Scientific Large Language Models: A Survey on Biological & Chemical Domains
Qiang Zhang, Keyang Ding, Tianwen Lyv, Xinda Wang, Qingyu Yin, Yiwen Zhang, Jing Yu, Yuhao Wang, Xiaotong Li, Zhuoyi Xiang, Kehua Feng, Xiang Zhuang, Zeyuan Wang, Ming Qin, Mengyao Zhang, Jinlu Zhang, Jiyu Cui, Tao Huang, Pengju Yan, Renjun Xu, Hongyang Chen, Xiaolin Li, Xiaohui Fan, Huabin Xing, Huajun Chen
TL;DR
This survey consolidates the rapidly evolving field of scientific large language models (Sci-LLMs) with a focus on biological and chemical domains.
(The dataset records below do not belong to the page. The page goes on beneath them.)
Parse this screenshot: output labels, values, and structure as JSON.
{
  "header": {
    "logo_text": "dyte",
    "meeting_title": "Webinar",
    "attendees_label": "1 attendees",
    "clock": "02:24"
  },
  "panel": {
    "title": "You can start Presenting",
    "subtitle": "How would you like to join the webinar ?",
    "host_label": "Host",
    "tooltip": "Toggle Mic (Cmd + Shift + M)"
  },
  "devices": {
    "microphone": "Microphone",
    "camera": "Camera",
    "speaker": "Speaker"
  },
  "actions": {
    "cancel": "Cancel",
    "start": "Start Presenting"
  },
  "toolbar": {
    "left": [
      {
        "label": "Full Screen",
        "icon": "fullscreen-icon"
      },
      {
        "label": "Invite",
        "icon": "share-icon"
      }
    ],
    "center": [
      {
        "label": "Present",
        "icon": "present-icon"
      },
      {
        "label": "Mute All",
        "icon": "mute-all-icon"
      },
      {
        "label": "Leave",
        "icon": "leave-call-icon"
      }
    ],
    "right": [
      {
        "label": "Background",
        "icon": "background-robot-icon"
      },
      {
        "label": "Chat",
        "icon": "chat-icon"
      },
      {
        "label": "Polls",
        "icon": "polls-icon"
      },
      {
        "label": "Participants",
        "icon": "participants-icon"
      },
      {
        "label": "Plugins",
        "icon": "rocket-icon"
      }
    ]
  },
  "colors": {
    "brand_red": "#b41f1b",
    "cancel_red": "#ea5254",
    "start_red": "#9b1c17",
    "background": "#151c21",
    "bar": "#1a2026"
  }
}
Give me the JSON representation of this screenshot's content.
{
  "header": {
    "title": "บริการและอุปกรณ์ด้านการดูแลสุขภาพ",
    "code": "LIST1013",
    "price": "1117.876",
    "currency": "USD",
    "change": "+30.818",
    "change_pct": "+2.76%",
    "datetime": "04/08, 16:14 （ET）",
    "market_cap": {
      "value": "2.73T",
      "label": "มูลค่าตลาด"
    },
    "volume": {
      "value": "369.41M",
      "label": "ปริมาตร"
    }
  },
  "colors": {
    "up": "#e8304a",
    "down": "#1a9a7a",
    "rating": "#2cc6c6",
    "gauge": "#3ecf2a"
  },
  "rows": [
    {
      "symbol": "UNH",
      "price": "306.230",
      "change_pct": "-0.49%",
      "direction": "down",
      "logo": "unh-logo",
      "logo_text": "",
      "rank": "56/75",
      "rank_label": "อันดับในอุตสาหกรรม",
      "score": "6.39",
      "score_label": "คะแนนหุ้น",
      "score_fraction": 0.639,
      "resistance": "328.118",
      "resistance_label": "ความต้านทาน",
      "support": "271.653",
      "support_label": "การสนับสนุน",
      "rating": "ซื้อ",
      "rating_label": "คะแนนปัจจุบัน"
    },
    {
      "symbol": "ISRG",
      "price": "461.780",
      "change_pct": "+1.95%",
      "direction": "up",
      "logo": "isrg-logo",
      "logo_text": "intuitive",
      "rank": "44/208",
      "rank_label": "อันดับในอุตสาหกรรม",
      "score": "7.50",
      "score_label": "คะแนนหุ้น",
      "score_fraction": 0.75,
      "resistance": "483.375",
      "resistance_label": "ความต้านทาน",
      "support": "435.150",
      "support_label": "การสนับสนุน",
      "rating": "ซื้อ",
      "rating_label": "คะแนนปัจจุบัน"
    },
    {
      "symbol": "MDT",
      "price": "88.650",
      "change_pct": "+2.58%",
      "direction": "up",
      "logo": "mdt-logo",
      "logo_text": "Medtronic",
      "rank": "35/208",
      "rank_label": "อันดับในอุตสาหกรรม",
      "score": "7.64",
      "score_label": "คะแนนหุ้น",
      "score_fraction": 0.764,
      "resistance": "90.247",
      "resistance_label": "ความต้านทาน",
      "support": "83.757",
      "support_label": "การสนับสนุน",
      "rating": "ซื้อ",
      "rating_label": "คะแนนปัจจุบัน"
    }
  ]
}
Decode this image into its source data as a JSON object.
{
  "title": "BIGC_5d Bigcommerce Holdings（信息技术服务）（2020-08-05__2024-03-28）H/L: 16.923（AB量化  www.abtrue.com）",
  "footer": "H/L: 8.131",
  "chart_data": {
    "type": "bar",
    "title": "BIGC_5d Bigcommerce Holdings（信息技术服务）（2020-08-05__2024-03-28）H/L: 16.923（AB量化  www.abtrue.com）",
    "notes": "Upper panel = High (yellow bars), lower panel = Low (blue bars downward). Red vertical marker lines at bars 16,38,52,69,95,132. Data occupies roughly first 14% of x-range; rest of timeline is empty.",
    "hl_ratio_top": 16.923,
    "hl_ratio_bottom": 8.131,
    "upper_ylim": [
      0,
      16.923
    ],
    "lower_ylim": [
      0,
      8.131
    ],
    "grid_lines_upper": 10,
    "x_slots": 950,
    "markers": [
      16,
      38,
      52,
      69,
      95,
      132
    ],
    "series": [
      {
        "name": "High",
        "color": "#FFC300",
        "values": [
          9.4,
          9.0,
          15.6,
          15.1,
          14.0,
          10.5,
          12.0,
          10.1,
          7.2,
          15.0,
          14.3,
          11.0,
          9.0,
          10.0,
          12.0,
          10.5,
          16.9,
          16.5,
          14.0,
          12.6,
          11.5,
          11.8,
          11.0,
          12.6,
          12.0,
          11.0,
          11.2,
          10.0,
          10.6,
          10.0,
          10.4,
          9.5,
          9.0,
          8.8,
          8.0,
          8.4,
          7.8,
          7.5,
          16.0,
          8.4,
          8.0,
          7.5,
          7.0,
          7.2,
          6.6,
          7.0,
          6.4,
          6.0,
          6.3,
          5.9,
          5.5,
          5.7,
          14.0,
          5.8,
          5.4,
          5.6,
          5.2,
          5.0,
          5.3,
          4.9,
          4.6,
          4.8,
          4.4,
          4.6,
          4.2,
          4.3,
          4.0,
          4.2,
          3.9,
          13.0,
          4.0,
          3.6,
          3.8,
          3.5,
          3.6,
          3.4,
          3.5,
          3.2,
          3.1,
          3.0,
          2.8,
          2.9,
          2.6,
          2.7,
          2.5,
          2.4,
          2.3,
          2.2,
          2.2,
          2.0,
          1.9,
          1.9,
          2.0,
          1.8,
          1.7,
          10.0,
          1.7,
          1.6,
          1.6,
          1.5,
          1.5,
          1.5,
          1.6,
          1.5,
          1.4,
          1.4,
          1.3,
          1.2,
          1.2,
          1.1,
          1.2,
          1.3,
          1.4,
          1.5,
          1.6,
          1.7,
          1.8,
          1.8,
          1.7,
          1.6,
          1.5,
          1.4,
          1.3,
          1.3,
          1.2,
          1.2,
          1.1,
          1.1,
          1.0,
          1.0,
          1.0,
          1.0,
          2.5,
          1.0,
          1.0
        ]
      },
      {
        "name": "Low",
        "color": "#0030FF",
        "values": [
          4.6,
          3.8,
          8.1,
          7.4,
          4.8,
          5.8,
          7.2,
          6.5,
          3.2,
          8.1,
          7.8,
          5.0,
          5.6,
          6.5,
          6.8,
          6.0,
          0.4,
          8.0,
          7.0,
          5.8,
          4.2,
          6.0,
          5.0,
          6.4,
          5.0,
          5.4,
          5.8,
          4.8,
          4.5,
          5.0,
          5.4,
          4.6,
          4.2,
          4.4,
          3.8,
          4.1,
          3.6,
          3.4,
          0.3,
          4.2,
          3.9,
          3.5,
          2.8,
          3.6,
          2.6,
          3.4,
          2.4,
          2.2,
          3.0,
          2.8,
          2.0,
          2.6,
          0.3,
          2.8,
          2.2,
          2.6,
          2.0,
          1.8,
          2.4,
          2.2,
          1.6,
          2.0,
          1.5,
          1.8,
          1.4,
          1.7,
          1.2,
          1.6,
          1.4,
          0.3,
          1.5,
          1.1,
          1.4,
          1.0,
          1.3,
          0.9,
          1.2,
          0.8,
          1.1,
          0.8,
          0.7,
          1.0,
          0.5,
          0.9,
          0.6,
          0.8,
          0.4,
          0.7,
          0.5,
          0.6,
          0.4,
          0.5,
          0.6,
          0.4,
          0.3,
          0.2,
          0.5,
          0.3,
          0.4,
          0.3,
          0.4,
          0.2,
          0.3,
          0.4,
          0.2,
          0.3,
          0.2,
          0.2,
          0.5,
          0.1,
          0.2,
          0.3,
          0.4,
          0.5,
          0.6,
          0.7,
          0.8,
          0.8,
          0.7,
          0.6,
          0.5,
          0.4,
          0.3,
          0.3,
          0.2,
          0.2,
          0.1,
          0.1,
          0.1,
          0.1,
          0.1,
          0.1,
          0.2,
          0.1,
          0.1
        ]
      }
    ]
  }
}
It systematizes concepts of scientific languages, taxonomy of architectures (encoder-only, decoder-only, encoder-decoder), training pipelines, and domain-specific data sources, spanning textual, molecular, protein, genomic, and multimodal modalities. By cataloging textual Sci-LLMs and Mol/Prot/Gene-LLMs, and detailing multimodal models and their datasets/benchmarks, the paper exposes current capabilities and critical gaps, especially in data scale, evaluation, and integration of 3D structure and external knowledge. The discussion highlights practical implications for drug discovery, genomics, and molecular design, and proposes concrete directions—larger cross-modal data, 3D structural tokens, tool-enabled reasoning, and robust evaluation—to accelerate the AI-for-Science agenda while addressing ethical considerations. Together, these insights provide a foundational reference for researchers building and applying Sci-LLMs in biology and chemistry.
Abstract
Large Language Models (LLMs) have emerged as a transformative power in enhancing natural language comprehension, representing a significant stride toward artificial general intelligence. The application of LLMs extends beyond conventional linguistic boundaries, encompassing specialized linguistic systems developed within various scientific disciplines. This growing interest has led to the advent of scientific LLMs, a novel subclass specifically engineered for facilitating scientific discovery. As a burgeoning area in the community of AI for Science, scientific LLMs warrant comprehensive exploration. However, a systematic and up-to-date survey introducing them is currently lacking. In this paper, we endeavor to methodically delineate the concept of "scientific language", whilst providing a thorough review of the latest advancements in scientific LLMs. Given the expansive realm of scientific disciplines, our analysis adopts a focused lens, concentrating on the biological and chemical domains. This includes an in-depth examination of LLMs for textual knowledge, small molecules, macromolecular proteins, genomic sequences, and their combinations, analyzing them in terms of model architectures, capabilities, datasets, and evaluation. Finally, we critically examine the prevailing challenges and point out promising research directions along with the advances of LLMs. By offering a comprehensive overview of technical developments in this field, this survey aspires to be an invaluable resource for researchers navigating the intricate landscape of scientific LLMs.